Hep, là, pas de photos !
Chers ouvriers des chantiers du tramway,
Depuis deux ans, je parcours régulièrement les quinze kilomètres de la future ligne du tramway tourangeau que vous construisez. Souvent je peux échanger avec vous. Vous m'expliquez votre travail, et vous me demandez avec curiosité "Pourquoi prenez-vous des photos ?".
Mais certaines fois aussi (qu'en deux ans je compte sur les doigts d'une main), c'est avec défiance que cette question m'est posée. Parfois même on ne prends pas la peine de me la poser, et on m'ordonne d'un geste nerveux et malaimable d'arrêter de photographier.
Cela m'est encore arrivé hier, sur un grand axe du nord de l'agglomération. Une équipe était occupée à bétonner les longrines afin de noyer les traverses et de caler la voie. J'avais déjà pris quelques clichés, quand l'un d'entre vous m'a fait signe de ne pas photographier. J'ai alors tenté de lui expliquer que je portais une attention particulière à ne pas photographier - et a fortiori à ne pas publier - des visages en gros plan, et que je m'intéressais ici au béton qui coulait à flots, opération que je trouve particulièrement photogénique. Il n'a pas compris, ou pas voulu comprendre. D'un naturel peu enclin à provoquer des conflits, j'ai poliment et - presque - sans broncher, rangé mon appareil photo. Et j'ai repris mon reportage un peu plus loin, sans que personne n'y trouve à redire.
Plus surréaliste, il y a plusieurs semaines, dans un quartier récent du sud de l'agglomération, l'un d'entre vous m'a reproché, alors que nous discutions de part et d'autre d'une palissade orange séparant la zone de chantier des espaces accessibles, de me situer sans autorisation ni équipement adéquat sur un chantier. Il m'avait préalablement fait part de sa gêne liée à la présence de mon appareil photo, et tentait donc par un prétexte détourné de légitimer son souhait que j'aille voir plus loin.

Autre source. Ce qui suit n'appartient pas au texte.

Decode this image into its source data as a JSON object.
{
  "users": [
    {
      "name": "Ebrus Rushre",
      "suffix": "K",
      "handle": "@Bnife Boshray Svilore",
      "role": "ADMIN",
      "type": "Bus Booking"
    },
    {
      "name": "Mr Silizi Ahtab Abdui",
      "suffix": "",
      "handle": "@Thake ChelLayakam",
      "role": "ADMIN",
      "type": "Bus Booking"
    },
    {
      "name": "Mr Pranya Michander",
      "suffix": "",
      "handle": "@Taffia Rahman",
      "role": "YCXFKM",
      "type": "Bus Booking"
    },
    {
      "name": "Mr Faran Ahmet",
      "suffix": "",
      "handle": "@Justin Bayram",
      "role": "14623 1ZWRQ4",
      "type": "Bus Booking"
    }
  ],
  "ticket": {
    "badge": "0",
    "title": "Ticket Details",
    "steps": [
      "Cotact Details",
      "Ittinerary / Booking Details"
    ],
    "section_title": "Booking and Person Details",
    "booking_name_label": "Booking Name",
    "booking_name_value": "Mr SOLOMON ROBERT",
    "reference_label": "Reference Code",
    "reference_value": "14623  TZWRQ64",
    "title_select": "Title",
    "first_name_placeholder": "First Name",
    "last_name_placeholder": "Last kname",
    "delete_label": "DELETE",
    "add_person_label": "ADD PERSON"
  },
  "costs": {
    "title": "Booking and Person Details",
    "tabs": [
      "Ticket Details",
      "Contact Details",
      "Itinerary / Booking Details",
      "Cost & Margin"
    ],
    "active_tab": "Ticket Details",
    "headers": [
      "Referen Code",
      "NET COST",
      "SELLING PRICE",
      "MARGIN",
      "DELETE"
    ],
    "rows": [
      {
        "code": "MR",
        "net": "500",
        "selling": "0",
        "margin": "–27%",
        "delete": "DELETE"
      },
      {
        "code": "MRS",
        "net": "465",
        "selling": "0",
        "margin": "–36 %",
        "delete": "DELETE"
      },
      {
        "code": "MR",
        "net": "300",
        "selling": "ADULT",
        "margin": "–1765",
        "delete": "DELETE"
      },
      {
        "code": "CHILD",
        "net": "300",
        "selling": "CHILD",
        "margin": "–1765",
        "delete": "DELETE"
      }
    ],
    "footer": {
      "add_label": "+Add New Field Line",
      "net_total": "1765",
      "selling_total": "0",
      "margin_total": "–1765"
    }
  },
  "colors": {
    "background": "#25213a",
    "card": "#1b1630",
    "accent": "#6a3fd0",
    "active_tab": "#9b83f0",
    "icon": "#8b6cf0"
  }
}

Heureusement, ces comportements sont rares, effacés par d'autres rencontres plus constructives que je fais parfois quelques mètres plus loin. Ce type de relation concerne la majorité d'entre vous, et mes reportages de terrain demeurent ainsi des expériences agréables.
Dois-je préciser que je reste rarement fixe plus de quelques minutes, toujours pressé d'aller découvrir l'avancée des travaux dans la rue d'après, ou de rentrer vider la carte mémoire de mon appareil photo. Je ne vous adresse jamais la parole de peur de vous déranger, et ne discute avec vous que si c'est vous qui avez engagé la conversation. Autre chose : je respecte scrupuleusement les délimitations des zones de chantier. En deux ans, je crois n'avoir jamais ouvert une palissade pour échapper à un détour.
Je prends donc mes photos depuis le domaine public, dans des zones où je suis autorisé à pénétrer, en prenant soin que jamais l'un d'entre vous ne soit le sujet principal de la photo. Bref, je reste dans les clous.
Si par malheur, un jour, vous vous trouviez ici reconnaissable sur un cliché et que cela vous dérangeait, je vous invite à me le signaler. Je retirerais alors au plus vite la photo. Depuis l'ouverture de ce blog en septembre 2009, aucune demande de la sorte ne m'est parvenue.
Je souhaite pouvoir continuer dans les meilleures conditions l'aventure qu'est ce blog thématique, et je vous souhaite beaucoup de courage pour terminer ce beau chantier qui prend forme de jour en jour. Il me semble, quand je publie des photos de chantier, mettre en valeur votre travail sans porter atteinte à votre image.